I would say so. Surely you know how easily a legal argument can be made for either side in a case so far from cut and dried that it even reaches the court. A lawyer of enough skill to reach that level as a judge has no trouble at all fitting a superficially-reasonable-seeming legal argument under a conclusion he already wants to reach.
You say there should be no “side” in legal matters? Does that mean you have faith that the process of legal reasoning should always reach one particular conclusion in any case under consideration?
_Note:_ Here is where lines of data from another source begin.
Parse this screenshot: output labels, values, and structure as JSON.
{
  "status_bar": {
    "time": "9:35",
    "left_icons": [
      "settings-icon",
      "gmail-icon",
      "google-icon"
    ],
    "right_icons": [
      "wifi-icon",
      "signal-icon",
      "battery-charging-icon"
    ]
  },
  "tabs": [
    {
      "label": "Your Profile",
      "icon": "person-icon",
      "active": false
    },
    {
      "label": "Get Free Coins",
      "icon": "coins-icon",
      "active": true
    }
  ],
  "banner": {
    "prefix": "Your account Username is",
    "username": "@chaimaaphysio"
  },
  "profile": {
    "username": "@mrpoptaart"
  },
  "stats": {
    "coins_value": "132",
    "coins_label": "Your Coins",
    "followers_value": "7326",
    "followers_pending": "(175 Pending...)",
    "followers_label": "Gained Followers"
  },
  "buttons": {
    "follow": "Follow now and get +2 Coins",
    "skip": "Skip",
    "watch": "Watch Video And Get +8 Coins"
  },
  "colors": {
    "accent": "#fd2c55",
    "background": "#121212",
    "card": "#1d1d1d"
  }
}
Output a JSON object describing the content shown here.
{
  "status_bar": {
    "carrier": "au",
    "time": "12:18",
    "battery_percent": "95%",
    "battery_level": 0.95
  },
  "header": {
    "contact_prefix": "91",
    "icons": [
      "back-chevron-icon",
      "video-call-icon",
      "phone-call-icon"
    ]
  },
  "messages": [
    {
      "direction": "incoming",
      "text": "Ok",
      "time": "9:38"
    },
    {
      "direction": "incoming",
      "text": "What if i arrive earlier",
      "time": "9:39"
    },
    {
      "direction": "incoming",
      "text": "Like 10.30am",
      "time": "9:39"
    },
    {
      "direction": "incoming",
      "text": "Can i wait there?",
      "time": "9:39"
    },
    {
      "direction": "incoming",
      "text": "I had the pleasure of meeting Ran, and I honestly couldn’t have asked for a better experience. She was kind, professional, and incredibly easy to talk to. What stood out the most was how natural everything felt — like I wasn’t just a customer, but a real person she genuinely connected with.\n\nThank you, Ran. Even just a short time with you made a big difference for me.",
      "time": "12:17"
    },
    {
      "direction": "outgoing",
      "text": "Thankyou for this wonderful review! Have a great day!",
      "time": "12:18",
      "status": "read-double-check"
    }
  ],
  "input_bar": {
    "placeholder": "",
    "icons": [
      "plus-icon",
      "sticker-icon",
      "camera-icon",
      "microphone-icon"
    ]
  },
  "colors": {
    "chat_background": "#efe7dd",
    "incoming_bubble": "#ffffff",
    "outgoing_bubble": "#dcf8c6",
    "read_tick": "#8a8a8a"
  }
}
Can you really mean that or anything like that?
Someone correct me if I’m wrong - as if I had to give that instruction to people on this board - but wasn’t the phase “Reality has a liberal bias” originated by noted mock conservative pundit Stephen Colbert?
I didn’t realize that that quip had risen to (or sunk to ) the level of canard yet.
Yes. The full quote was “reality has a well known liberal bias,” and I think he first said it while mocking Bush before the White House Press Corps.
I’m saying that’s why Dems are reliable, especially on social issues. Nobody ever speculates about how the liberal four vote.
I meant in the context of politics. In every court proceeding there are opposing viewpoints and someone has to lose. I no longer choose to look at the result as a loss for the right or left wing. To be frank, I like the way today turned out and would probably be somewhat annoyed had it gone the other way, but I’m neither going nuts or high-filing people over it. My beliefs won, not my “side”.
No matter how many times people say this, it’s still wrong. Not every Supreme Court case goes 5-4 with Kennedy as the swing vote.
There was a different source that came with a very similar retort against the people that do want to be grounded in reality and not dogma, I think that was what inspired Colbert:

Someone correct me if I’m wrong - as if I had to give that instruction to people on this board - but wasn’t the phase “Reality has a liberal bias” originated by noted mock conservative pundit Stephen Colbert?
Wrong “Daily Show” staffer - it was Rob Corddry.
Corddry: How does one report the facts in an unbiased way when the facts themselves are biased?
Stewart: I’m sorry, Rob, did you say the facts are biased?
Corddry: That’s right Jon. From the names of our fallen soldiers to the gradual withdrawal of our allies to the growing insurgency, it’s become all too clear that facts in Iraq have an anti-Bush agenda.

No matter how many times people say this, it’s still wrong. Not every Supreme Court case goes 5-4 with Kennedy as the swing vote.
The qualifier was “especially social issues”. Let’s face it, those are the cases usually reported. The news media knows what cases would be a snore-fest and which ones people can relate to.